THE SPY WHO CAME IN FROM ThE COLD by Le Carre, John

He brought a pack of cigarettes from the desk and gave one to Leamas.

“You’re going to find these more expensive,” he said and Leamas nodded dutifully. Slipping the cigarettes into his pocket, Control sat down.

There was a pause; finally Leamas said: “Riemeck’s dead.”

“Yes, indeed,” Control declared, as if Leamas had made a good point. “It is very unfortunate. Most . . . I suppose that girl blew him–Elvira?”

“I suppose so.” Leamas wasn’t going to ask him how he knew about Elvira.

“And Mundt had him shot,” Control added.

“Yes.”

Control got up and drifted around the room looking for an ashtray. He found one and put it awkwardly on the floor between their two chairs.

“How did you feel? When Riemeck was shot, I mean? You saw it, didn’t you?”

Leamas shrugged. “I was bloody annoyed,” he said.

Control put his head to one side and half closed his eyes. “Surely you felt more than that? Surely you were upset? That would be more natural.”

“I was upset. Who wouldn’t be?”

“Did you like Riemeck–as a man?”

“I suppose so,” said Leamas helplessly. “There doesn’t seem much point in going into it,” he added.

“How did you spend the night, what was left of it, after Riemeck had been shot?”

“Look, what is this?” Leamas asked hotly; “what are you getting at?”

“Riemeck was the last,” Control reflected, “the last of a series of deaths. If my memory is right it began with the girl, the one they shot in Wedding, outside the cinema. Then there was the Dresden man, and the arrests at Jena. Like the ten little niggers. Now Paul, Viereck and Ländser–all dead. And finally Riemeck.” He smiled deprecatingly. “That is quite a heavy rate of expenditure. I wondered if you’d had enough.”

“What do you mean–enough?”

“I wondered whether you were tired. Burned out.” There was a long silence.

“That’s up to you,” Leamas said at last.

“We have to live without sympathy, don’t we? That’s impossible of course. We act it to one another, all this hardness; but we aren’t like that really. I mean . . . one can’t be out in the cold all the time; one has to come in from the cold. . . do you see what I mean?”

Leamas saw. He saw the long road outside Rotterdam, the long straight road beside the dunes, and the stream of refugees moving along it; saw the little airplane miles away, the procession stop and look toward it; and the plane coming in, neatly over the dunes; saw the chaos, the meaningless hell, as the bombs hit the road.
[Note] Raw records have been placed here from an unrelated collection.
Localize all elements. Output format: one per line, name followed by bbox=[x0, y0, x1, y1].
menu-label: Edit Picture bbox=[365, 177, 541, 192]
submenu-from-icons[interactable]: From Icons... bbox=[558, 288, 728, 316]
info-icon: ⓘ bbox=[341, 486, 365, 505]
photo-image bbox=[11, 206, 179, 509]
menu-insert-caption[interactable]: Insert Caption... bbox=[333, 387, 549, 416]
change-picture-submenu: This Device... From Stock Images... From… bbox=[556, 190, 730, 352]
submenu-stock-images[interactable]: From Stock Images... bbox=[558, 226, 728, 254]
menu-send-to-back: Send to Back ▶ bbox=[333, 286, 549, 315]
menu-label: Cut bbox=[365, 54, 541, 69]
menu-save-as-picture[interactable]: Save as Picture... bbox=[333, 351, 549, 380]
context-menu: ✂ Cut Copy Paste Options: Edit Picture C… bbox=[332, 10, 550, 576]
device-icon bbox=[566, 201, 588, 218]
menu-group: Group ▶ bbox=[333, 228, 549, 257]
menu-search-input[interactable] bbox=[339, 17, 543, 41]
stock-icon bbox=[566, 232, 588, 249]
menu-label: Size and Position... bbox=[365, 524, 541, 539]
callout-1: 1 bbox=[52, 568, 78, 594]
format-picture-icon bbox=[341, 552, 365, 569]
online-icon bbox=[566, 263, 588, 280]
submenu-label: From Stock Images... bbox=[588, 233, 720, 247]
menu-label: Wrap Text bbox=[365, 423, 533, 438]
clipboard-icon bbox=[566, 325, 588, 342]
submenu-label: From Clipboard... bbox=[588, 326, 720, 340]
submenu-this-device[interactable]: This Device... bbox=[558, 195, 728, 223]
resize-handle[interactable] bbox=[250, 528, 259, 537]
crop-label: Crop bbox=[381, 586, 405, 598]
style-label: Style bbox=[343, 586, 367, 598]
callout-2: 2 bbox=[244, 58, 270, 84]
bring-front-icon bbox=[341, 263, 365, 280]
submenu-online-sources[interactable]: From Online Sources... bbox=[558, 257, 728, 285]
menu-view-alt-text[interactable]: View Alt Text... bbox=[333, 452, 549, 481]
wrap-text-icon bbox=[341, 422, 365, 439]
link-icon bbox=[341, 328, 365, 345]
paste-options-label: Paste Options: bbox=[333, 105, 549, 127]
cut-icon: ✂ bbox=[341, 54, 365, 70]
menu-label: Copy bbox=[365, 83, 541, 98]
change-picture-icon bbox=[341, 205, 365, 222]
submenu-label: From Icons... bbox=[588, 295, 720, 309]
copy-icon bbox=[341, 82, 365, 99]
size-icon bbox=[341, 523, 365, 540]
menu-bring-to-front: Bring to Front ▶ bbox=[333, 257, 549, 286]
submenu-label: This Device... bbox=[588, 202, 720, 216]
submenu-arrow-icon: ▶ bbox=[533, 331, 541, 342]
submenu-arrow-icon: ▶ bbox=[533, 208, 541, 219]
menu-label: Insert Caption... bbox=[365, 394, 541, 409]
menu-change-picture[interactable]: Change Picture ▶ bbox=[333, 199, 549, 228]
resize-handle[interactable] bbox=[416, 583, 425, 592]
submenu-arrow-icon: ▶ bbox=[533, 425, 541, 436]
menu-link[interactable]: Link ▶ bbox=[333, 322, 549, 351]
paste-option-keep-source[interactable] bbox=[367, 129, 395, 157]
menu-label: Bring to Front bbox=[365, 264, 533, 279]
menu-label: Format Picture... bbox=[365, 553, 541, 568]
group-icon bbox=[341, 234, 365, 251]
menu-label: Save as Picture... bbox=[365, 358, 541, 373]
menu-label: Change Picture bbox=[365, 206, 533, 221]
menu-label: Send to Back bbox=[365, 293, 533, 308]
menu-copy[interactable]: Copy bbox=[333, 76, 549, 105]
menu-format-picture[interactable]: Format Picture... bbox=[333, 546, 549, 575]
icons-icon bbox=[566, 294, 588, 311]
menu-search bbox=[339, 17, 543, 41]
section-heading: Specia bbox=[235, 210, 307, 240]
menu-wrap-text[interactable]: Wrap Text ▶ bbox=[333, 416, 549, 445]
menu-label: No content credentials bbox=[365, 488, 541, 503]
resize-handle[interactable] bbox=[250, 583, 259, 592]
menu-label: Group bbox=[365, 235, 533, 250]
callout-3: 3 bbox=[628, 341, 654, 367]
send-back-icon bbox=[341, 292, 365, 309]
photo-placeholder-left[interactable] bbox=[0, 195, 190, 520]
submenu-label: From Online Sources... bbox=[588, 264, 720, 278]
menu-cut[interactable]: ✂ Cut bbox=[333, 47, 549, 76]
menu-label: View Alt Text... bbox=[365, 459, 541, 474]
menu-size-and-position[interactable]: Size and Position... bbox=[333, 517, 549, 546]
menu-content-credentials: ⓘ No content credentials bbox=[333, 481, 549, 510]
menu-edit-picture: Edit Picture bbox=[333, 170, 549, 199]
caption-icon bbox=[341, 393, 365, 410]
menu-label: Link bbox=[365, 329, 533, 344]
“I can’t talk like this, Control,” Leamas said at last. “What do you want me to do?”

“I want you to stay out in the cold a little longer.” Leamas said nothing, so Control went on: “The ethic of our work, as I understand it, is based on a single assumption. That is, we are never going to be aggressors. Do you think that’s fair?”

Leamas nodded. Anything to avoid talking.

“Thus we do disagreeable things, but we are _defensive_. That, I think, is still fair. We do disagreeable things so that ordinary people here and elsewhere can sleep safely in their beds at night. Is that too romantic? Of course, we occasionally do very wicked things.” He grinned like a schoolboy. “And in weighing up the moralities, we rather go in for dishonest comparisons; after all, you can’t compare the ideals of one side with the methods of the other, can you now?”

Leamas was lost. He’d heard the man talked a lot of drivel before getting the knife in, but he’d never heard anything like this before.

“I mean, you’ve got to compare method with method, and ideal with ideal. I would say that since the war, our methods–ours and those of the opposition–have become much the same. I mean you can’t be less ruthless than the opposition simply because your government’s _policy_ is benevolent, can you now?” He laughed quietly to himself. “That would _never_ do,” he said.

For God’s sake, thought Leamas, it’s like working for a bloody clergyman. What _is_ he up to?

“That is why,” Control continued, “I think we ought to try and get rid of Mundt. . . . Oh really,” he said, turning irritably toward the door, “where is that damned coffee?”